Despite months of the White House refusing to call the situation a “crisis,” that’s exactly what it is. In April alone, border apprehensions by federal officials jumped to 178,622, an increase from 173,348 apprehensions the previous month. Even more shocking is the fact that April’s number represents a more than tenfold increase compared to April 2020.
Many of those seeking to enter our country illegally are doing so to find work, something that millions of legal residents are declining to do. The April report from the U.S. Bureau of Labor Statistics was expected to show more than 1 million jobs added, but came in at only 266,000 new jobs, with the unemployment rate ticking up to 6.1 percent. For an economy that should be roaring through a strong recovery, these were dismal numbers, causing many to charge that federal unemployment benefits were too much competition for employers looking to hire.

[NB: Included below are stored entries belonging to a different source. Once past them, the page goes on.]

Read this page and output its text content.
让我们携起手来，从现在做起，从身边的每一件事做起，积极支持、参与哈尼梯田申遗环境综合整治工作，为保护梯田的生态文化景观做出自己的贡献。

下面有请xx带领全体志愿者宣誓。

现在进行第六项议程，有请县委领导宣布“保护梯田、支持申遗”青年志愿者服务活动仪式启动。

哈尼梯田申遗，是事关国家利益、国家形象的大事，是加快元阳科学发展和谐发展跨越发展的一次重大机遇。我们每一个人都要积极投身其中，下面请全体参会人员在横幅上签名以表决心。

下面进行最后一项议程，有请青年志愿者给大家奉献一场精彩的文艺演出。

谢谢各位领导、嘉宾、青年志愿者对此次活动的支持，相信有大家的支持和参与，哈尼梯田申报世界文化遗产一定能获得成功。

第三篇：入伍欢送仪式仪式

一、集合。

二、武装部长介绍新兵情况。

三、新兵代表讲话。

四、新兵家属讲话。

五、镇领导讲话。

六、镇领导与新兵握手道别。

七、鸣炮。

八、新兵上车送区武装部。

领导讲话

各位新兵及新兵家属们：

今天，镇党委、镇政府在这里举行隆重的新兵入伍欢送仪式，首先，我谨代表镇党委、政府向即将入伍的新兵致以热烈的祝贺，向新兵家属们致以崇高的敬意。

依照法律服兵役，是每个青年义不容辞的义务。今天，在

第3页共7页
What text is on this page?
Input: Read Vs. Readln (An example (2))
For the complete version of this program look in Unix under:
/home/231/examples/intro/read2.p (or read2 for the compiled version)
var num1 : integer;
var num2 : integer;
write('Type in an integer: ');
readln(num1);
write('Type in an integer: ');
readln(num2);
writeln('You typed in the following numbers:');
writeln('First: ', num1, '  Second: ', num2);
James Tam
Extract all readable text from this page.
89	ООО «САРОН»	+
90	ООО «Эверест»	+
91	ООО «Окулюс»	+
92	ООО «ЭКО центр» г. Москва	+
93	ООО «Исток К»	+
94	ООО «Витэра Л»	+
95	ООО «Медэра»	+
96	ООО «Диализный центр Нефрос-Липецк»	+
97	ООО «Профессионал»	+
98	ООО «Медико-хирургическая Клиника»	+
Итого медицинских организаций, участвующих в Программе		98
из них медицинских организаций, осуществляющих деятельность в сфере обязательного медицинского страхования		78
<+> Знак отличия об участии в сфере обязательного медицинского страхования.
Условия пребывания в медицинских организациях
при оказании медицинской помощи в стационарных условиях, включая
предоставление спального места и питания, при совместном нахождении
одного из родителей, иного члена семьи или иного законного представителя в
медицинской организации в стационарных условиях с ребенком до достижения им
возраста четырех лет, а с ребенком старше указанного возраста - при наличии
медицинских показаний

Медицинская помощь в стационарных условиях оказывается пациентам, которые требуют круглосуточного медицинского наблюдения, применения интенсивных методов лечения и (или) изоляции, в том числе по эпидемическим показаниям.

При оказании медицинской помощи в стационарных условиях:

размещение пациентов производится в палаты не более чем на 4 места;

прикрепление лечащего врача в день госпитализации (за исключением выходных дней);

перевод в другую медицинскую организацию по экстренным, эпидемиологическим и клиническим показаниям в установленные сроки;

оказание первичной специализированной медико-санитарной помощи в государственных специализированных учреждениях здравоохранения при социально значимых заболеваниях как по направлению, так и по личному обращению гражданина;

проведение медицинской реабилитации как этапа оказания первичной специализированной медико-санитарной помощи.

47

Yet Biden rejected the notion that unemployment checks had anything to do with the weak jobs totals. “No, nothing measurable,” he said.
The data show, however, that 8.1 million jobs are currently available in America and small businesses across the country are complaining no one will accept their offers of employment. This is despite businesses offering higher wages, signing bonuses, cash just for showing up to an interview, and other enticements.
Now? There is credible fear of inflation. So what is Biden’s proposed solution to the problem? Why, more of what likely helped cause it, of course.
Coming into office, Biden was set up nicely for a smooth glide toward nearly effortless success. Like a golfer going into the final hole of a tournament with a three-shot lead, he needed only to keep the ball in the short grass to win. Instead, Biden has been in the woods, in the bunker, and in the water, seeing his chances for easy glory fading away.